CE: No. I mean, I’d always had this strange thing going on, where you have a gig one night, and then you’re back in the office the next day. There were two timelines going on at the same time. At one point, I was in the architectural office — I was the second responsible architect on this big urban site in Eskićehir — and I received a phone call, and they were like, “Hey man, you’re the drummer of Nekropsi, right? Can you guys open for Page and Plant?” And I said, “Who?” And he was like, “Page and Plant. From Led Zeppelin.” They had been given, like, forty cassettes to listen to, and they chose us. It was great, but it was super-confusing.

MV: Didn’t you open for Ruins, too? The Japanese noise band?

CE: Yeah. We were always able to get respect from all kinds of people — and also able to make all kinds of people say, “What?” Even now — just last month we opened for your countrymen, Faith No More.

MV: Sorry, so how did your first installation come about?

CE: Well, as I was saying, I got really into making recordings. I was always going around the university, which is a very old, very interesting building — it was an arsenal in the Ottoman days — making an archive of images and sounds. And then something big happened again. I met Fulya Erdemci, one of the critical personalities in art here in Turkey. She was working on a project called ‘Pedestrian Exhibitions.’ Someone at my school called me and said, “We’re going to bring you to this curator, we told her she needs to talk to you.” And I got a commission. I got together with a friend, a really good video-maker, younger than me, and we spent all summer in a very strange courtyard at the school, recording.

MV: Was there music, or was it the ambient sound of the courtyard itself?

CE: No music. No effects on the sounds, except collage. And video collages made by combining frames from different times. Then we made the installation in an old chemistry laboratory that had been locked up for fifteen years, just off the courtyard. And I was thrilled. It was far beyond what I had imagined possible.

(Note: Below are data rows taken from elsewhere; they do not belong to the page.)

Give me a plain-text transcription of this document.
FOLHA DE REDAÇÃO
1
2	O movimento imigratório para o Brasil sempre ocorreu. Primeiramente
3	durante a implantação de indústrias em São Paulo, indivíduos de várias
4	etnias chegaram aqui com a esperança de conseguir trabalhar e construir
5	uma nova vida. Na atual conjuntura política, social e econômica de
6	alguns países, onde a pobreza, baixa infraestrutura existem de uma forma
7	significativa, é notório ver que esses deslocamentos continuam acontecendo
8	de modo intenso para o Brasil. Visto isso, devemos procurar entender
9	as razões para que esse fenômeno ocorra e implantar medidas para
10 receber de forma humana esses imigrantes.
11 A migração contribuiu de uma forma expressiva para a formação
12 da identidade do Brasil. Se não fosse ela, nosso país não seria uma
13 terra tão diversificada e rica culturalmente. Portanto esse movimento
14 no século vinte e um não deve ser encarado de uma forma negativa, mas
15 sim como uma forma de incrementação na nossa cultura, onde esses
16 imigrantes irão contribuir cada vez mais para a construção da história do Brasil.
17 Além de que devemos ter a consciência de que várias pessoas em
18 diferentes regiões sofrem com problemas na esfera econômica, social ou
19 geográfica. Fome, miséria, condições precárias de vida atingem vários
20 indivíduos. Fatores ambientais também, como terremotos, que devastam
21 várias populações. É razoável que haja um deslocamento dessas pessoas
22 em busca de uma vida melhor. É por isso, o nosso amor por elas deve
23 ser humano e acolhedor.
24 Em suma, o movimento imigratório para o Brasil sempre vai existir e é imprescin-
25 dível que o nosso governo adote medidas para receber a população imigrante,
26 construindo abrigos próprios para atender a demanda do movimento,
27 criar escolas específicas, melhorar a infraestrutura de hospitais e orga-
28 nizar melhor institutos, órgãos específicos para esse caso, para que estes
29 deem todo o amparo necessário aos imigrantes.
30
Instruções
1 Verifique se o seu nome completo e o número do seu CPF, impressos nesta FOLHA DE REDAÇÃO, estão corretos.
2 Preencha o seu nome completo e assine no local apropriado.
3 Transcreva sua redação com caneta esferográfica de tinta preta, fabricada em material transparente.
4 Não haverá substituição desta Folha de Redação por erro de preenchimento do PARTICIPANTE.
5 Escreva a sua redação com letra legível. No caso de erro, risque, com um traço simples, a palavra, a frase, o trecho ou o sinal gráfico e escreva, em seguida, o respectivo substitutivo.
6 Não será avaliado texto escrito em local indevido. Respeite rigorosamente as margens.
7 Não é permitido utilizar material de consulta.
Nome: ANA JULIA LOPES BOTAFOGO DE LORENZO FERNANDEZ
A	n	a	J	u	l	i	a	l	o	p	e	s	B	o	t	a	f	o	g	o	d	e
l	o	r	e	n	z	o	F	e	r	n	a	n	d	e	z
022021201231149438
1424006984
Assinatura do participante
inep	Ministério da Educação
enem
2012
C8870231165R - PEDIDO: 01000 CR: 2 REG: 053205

MV: You mean how happy you were with it, or how excited other people were?

CE: I was shocked. I was even frightened because of the effect of it, the strength. It was not what I wanted exactly — it was more than that. And then I started getting phone calls from all kinds of curators, who were like, “Who are you? Did you study abroad and come back to Turkey? What else do you have?” And so suddenly I was in the art world.

MV: And then Nekropsi came back, too?

CE: Yeah. At first, just as a project to release a record. We never released anything official after 1995, and there was so much unreleased material. So we got together for a week in 2005 and did the overdubs, and then we went to work on editing it all together with really great equipment at the university. That came out in 2007, finally, which is the same year we did a performance for the Istanbul Biennial. It was at Platform Garanti — each of the four of us was playing on a different floor of the building, so if you were on the top floor, with me, all you heard was these very electronic-seeming drums. And on the next floor there was a very melodic guitar line. And so on. But if you were outside, on the patio, you heard all four channels, so it formed a song. It went really well, again, and after that… we just started doing gigs again.